After hours of phone calls, Marina’s friend arrived with her
mother and the group set off to search the hospitals.
“We brought a photo
but everyone kept telling me that she was not there or they had not seen her,
eventually they told me to go to Abu Kabir,” says Zhukovsky.
The
Institute of Forensic Medicine, which during the bloody years of the intifada
became synonymous with such bombings, is always the last place that a parent
wants to turn, but, says Zhukvosky, she had no choice.
“I still did not
believe that she was dead,” she says. “I thought she had probably gone home and
was waiting for me there. I asked my friends to take me home, I wanted to go and
check.”
But when Zhukovsky opened the front door, the house was empty. It
took another few hours before Marina’s body was finally identified and her
mother given the sad news.
At Abu Kabir, Zhukvosky had been introduced to
volunteers from SELAH – Israel Crisis Management Center, which provides on-going
support and assistance to immigrant victims of terrorism and other
tragedies.
“These people gave us everything from their heart and soul,”

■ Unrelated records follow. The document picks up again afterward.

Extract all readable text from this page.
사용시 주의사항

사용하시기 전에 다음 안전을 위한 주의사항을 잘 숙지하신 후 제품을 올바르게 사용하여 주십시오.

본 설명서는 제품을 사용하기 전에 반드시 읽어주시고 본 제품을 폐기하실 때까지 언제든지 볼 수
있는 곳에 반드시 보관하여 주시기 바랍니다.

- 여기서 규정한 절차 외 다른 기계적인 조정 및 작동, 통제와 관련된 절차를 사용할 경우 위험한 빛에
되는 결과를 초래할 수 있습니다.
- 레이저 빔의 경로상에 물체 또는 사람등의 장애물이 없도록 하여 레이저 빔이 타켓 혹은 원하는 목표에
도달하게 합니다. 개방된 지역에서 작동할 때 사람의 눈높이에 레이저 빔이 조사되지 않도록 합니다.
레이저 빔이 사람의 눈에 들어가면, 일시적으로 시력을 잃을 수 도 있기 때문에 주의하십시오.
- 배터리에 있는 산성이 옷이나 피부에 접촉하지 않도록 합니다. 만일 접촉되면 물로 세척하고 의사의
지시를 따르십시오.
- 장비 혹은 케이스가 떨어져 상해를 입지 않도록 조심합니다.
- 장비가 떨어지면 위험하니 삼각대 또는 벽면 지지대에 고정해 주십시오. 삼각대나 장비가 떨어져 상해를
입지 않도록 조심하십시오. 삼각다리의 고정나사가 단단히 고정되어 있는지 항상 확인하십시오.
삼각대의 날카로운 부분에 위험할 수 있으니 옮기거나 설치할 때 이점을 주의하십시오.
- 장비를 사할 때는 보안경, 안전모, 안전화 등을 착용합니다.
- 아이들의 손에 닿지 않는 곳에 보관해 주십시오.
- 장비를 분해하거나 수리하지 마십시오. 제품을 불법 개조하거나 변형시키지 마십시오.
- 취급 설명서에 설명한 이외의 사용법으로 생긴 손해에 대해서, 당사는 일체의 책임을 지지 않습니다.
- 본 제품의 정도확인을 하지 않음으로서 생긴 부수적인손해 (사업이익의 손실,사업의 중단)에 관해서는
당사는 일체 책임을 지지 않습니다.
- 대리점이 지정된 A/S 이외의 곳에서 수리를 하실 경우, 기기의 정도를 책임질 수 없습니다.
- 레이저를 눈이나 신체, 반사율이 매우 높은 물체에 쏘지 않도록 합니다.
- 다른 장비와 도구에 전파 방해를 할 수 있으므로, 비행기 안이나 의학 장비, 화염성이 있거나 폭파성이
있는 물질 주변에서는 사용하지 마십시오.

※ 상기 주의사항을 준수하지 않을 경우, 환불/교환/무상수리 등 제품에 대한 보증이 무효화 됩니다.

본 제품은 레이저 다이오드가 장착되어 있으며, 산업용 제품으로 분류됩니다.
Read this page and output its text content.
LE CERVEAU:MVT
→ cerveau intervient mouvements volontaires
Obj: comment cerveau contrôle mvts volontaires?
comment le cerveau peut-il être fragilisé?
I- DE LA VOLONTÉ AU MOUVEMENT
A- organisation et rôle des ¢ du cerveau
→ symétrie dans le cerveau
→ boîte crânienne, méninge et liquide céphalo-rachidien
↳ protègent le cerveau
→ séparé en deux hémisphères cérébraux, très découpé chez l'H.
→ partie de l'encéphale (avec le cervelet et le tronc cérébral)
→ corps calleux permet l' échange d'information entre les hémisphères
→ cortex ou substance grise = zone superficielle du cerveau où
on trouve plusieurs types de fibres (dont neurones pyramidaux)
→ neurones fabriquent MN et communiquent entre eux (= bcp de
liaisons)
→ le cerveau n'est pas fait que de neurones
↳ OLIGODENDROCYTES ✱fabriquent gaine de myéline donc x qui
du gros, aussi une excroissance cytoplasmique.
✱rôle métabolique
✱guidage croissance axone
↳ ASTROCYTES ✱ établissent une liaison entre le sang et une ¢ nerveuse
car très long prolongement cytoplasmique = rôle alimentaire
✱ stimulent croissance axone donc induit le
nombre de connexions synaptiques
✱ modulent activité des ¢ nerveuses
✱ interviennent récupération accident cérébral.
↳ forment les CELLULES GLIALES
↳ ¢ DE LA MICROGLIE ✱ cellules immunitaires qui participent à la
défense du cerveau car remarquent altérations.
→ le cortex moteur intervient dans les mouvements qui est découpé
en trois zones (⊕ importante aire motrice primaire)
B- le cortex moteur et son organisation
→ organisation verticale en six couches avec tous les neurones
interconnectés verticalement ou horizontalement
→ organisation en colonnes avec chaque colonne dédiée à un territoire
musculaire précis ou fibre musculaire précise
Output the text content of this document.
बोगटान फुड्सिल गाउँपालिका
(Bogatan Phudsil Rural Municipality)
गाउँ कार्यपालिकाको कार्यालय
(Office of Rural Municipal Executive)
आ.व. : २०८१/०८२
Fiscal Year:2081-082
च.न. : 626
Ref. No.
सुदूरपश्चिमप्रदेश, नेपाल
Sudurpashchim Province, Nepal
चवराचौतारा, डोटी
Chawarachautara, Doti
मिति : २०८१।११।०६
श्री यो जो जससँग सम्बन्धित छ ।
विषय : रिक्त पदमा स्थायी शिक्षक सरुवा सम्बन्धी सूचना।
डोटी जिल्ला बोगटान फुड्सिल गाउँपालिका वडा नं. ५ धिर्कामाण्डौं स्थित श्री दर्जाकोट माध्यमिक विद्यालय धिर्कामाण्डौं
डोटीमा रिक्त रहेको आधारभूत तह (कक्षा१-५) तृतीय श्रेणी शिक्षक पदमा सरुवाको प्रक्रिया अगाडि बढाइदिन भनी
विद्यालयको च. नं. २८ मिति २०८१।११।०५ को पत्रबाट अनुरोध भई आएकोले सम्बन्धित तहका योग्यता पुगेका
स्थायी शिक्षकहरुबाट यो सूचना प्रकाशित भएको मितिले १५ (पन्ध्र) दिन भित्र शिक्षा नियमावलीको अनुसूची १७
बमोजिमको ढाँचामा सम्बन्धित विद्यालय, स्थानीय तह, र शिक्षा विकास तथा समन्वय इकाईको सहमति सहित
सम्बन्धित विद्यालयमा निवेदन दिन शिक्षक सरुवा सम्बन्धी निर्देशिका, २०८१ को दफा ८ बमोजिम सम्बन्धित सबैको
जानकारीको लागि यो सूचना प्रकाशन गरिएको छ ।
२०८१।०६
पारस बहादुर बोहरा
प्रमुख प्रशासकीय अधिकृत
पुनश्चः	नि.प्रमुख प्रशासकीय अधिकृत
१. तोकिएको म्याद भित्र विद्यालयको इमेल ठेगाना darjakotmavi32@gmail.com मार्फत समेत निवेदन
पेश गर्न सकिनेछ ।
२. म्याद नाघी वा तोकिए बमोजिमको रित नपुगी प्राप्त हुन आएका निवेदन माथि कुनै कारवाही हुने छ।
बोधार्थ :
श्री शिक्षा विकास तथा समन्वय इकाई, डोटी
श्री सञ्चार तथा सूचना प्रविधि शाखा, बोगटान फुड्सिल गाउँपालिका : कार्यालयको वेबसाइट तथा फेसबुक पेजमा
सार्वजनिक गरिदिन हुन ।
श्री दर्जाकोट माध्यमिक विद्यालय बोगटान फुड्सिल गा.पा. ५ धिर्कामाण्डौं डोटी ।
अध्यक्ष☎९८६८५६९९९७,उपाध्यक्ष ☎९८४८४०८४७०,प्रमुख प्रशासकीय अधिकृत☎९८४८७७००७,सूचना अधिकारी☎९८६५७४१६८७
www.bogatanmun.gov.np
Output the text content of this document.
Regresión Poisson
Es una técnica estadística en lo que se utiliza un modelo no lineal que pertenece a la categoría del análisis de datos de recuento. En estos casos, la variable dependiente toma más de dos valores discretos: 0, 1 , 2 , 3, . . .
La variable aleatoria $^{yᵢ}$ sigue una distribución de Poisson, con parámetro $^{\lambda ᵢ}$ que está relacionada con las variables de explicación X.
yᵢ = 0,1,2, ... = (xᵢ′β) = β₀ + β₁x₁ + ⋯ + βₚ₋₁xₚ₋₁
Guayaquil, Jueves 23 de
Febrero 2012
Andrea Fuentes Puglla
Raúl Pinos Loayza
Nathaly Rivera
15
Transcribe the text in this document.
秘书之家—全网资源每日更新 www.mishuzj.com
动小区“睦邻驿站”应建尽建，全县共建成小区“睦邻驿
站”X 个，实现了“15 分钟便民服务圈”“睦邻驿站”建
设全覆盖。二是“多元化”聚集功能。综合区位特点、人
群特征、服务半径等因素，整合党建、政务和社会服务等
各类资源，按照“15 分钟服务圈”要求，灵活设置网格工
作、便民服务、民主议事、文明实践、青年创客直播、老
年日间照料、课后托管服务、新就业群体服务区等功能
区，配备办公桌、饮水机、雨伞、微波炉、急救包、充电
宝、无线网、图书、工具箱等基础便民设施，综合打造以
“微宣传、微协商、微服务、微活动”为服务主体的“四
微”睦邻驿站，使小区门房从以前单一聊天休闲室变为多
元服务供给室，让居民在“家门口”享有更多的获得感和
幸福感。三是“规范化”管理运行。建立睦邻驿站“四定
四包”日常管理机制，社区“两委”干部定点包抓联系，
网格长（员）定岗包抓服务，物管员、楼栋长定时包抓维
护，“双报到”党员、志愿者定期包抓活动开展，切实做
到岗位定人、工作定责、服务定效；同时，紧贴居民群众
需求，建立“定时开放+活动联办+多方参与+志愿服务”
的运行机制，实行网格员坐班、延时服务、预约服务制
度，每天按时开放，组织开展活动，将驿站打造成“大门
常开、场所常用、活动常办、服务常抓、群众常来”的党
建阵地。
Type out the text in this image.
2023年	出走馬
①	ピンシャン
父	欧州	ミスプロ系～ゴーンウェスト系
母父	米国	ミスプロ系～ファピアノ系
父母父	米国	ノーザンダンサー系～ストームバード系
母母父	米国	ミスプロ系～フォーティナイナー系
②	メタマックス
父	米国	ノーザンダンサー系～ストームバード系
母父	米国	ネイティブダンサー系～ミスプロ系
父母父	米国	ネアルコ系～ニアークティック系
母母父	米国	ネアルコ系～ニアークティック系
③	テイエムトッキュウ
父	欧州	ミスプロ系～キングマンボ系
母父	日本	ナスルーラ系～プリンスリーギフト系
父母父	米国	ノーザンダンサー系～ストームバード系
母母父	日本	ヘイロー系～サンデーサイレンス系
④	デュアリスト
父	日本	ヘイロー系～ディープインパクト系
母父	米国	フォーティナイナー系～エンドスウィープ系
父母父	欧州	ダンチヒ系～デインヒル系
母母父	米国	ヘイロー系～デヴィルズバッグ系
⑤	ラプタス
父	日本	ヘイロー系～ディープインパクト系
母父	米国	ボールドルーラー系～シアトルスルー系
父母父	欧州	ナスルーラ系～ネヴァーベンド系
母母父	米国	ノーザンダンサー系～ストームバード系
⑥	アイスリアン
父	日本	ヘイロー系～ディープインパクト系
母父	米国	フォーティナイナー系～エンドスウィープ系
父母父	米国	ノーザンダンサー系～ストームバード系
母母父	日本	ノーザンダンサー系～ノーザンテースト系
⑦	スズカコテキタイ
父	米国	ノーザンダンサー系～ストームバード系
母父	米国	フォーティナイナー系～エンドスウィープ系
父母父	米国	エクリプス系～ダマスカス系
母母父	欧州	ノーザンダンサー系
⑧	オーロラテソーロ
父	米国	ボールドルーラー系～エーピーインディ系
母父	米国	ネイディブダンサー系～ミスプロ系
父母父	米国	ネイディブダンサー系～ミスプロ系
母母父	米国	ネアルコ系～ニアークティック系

says Zhukovsky, pointing at Natasha, a social worker from SELAH who has become a
guiding light in her life over the past 10 years and who has joined us for this
interview.
“I’ve been with SELAH for 10 years, and as a group we always
hold ceremonies together and different activities at holiday time,” she says,
adding that on Wednesday, June 1, parents who lost their children and others who
lost loved ones in the attack will gather at the site to pay their
respects.
“We do this every year,” says Zhukovsky, fingering a
heart-shaped necklace that depicts an imprinted photograph of her daughter. “We
will meet there at 11 p.m. [the time the bomb exploded] and many young people
will come to pay tribute.”
Asked how she managed to move forward with her
life, Zhukovsky says that she had no choice, “it was either sit at home and just
look at the photos or get up and go back to work.
“At the time my
daughter was killed I worked with an elderly woman who was 98,” recalls
Zhukovsky. “She was a wonderful woman but she had lost the will to live. She
would just sit there and tell me: ‘98 is too old, there is no need for me to
still be alive.’ “I did not understand how this woman did not want to live but
my daughter, who was only 17 and had so much to give, to her family, her
friends, her country – she did not even have the chance to have
children...”
The world is a cruel place, Zhukovsky says. “Of course we
want peace and I do not want to see any more people killed or for them to lose
their children like I did, but I do not think the Palestinians are able to talk
to us now that they are together with Hamas, which says we do not have a right
to be here.”
She finishes: “I am not a political person and I know there
is a lot of pressure, but it is important for us to remain strong. This is our
country and there is no other place for us to go.”